Provision, Criterion or Practice (PCP) and disability.
The EAT has recently confirmed in Roberts v North West Ambulance Service NHS Trust, that in determining whether a provision, criterion or practice (PCP) places a disabled person at a disadvantage, one needs to examine the overall effect of that PCP on the disabled person, even if it is not applied directly to the disabled person.
Claimant, R, worked as an emergency medical dispatcher at the North West Ambulance Service (‘the Trust’) from January 2008 up until his resignation in January 2010. During this period, a system of ‘hot-desking’ was in place where dispatchers were not assigned a permanent workstation during their shifts, but sat at any workstation that was available.
The Claimant suffered from a psychiatric condition known as ‘social anxiety disorder’, which resulted in the Claimant taking periods of sick leave due to anxiety. The Claimant felt that a reason for his anxiety was due to the position of the workstation at which he often sat (it was in the middle of the control room). The Claimant therefore requested that he have a workstation reserved for him at the back of the room. The Trust agreed, although the use of a reserved sign, which the Trust had also agreed would be used, was not implemented. As a result on occasion when the Claimant arrived for work he found other dispatchers working at his reserved desk. On each occasion either the Claimant or his supervisor asked the occupant to move to another desk to allow the Claimant to work at his reserved desk.
When the Claimant arrived early for his shift on New Year’s Eve 2009, he found his reserved desk occupied. The occupant was asked to move by the supervisor to allow the Claimant to sit in his reserved seat for the evening shift. However, the Claimant subsequently drafted and handed in his letter of resignation during his shift.
Amongst other things, the Claimant alleged the Trust’s policy of ‘hot-desking’ was a PCP that placed the Claimant at a substantial disadvantage in comparison with non-disabled colleagues and that the Trust had failed to make reasonable adjustments in relation to his disability.
Section 4A of Disability Discrimination Act 1995 (DDA) – now s.20(3) of the Equality Act 2010, imposes a positive duty on employers to make reasonable adjustments where a PCP applied by an employer places a disabled person at a substantial disadvantage in comparison with a non-disabled person, so that the reasonable adjustments remove that disadvantage.
The Tribunal recognised the Claimant’s psychiatric condition as a disability for the purposes of the DDA.
The Tribunal did not uphold the claim of disability discrimination and found that the Trust’s hot-desking policy was not applied to the Claimant (he was exempt and was permitted to use the same desk) and therefore the PCP did not place the Claimant at a disadvantage. The Tribunal recognised it was not practicable to keep the Claimant’s desk reserved but found that the Trust took reasonable steps to ensure that every time the Claimant worked a shift he sat at his reserved desk, even if this required his supervisor to move a colleague to another desk.
Employment Appeal Tribunal judgment
On appeal the EAT found that the Tribunal had incorrectly applied s.4A of the DDA. It determined that whilst the policy of hot-desking was not applied directly to the Claimant, the policy still affected the Claimant as other dispatchers could sit at the Claimant’s reserved desk and therefore the Claimant was not always able to sit at his reserved desk. The EAT determined that the Tribunal erred by finding there was no substantial disadvantage because the PCP was not applied directly to the Claimant and rather the Tribunal should have considered whether the PCP, which was applied to his colleagues nonetheless placed the Claimant at a substantial disadvantage and, if so, whether the Trust took reasonable steps to remove the disadvantage.

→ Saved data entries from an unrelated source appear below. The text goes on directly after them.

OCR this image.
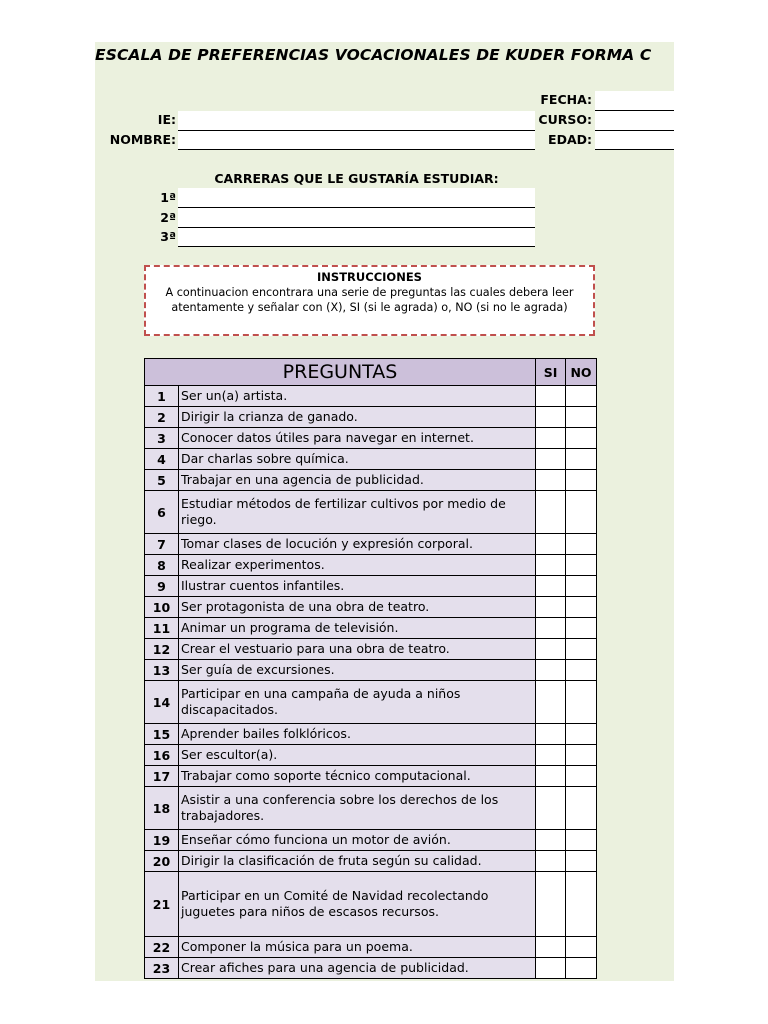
ESCALA DE PREFERENCIAS VOCACIONALES DE KUDER FORMA C
FECHA:
IE:	CURSO:
NOMBRE:	EDAD:
CARRERAS QUE LE GUSTARÍA ESTUDIAR:
1ª
2ª
3ª
INSTRUCCIONES
A continuacion encontrara una serie de preguntas las cuales debera leer atentamente y señalar con (X), SI (si le agrada) o, NO (si no le agrada)
PREGUNTAS		SI	NO
1	Ser un(a) artista.		
2	Dirigir la crianza de ganado.		
3	Conocer datos útiles para navegar en internet.		
4	Dar charlas sobre química.		
5	Trabajar en una agencia de publicidad.		
6	Estudiar métodos de fertilizar cultivos por medio de riego.		
7	Tomar clases de locución y expresión corporal.		
8	Realizar experimentos.		
9	Ilustrar cuentos infantiles.		
10	Ser protagonista de una obra de teatro.		
11	Animar un programa de televisión.		
12	Crear el vestuario para una obra de teatro.		
13	Ser guía de excursiones.		
14	Participar en una campaña de ayuda a niños discapacitados.		
15	Aprender bailes folklóricos.		
16	Ser escultor(a).		
17	Trabajar como soporte técnico computacional.		
18	Asistir a una conferencia sobre los derechos de los trabajadores.		
19	Enseñar cómo funciona un motor de avión.		
20	Dirigir la clasificación de fruta según su calidad.		
21	Participar en un Comité de Navidad recolectando juguetes para niños de escasos recursos.		
22	Componer la música para un poema.		
23	Crear afiches para una agencia de publicidad.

However, the EAT noted with interest the medical evidence from the Trust’s expert psychiatrist, whose report stated:
“Avoidance behaviours entrench rather than relieve Social Anxiety Disorder. Adjustments to the work environment ultimately would prove to be counterproductive. I do not consider that any effective adjustment could have been made which would have resulted in Mr Roberts being able to continue to work…[as an] Emergency Medical Dispatcher"
The EAT ruled that the matter should be remitted back to the same Tribunal to reconsider these issues.
Important points to note
- When determining whether a provision, criterion or practice places a disabled person at a disadvantage, it is important to look at the overall effect of it and whether it affects the disabled person at all, even if that person is exempted from it directly.
- This means that employers should give careful consideration to the wider impact that a PCP might have on the working environment, for example, how if it affects practical working arrangements or even the culture of the organisation, in order to assess whether or not it could indirectly disadvantage a disabled employee and therefore create exposure to a disability discrimination claim.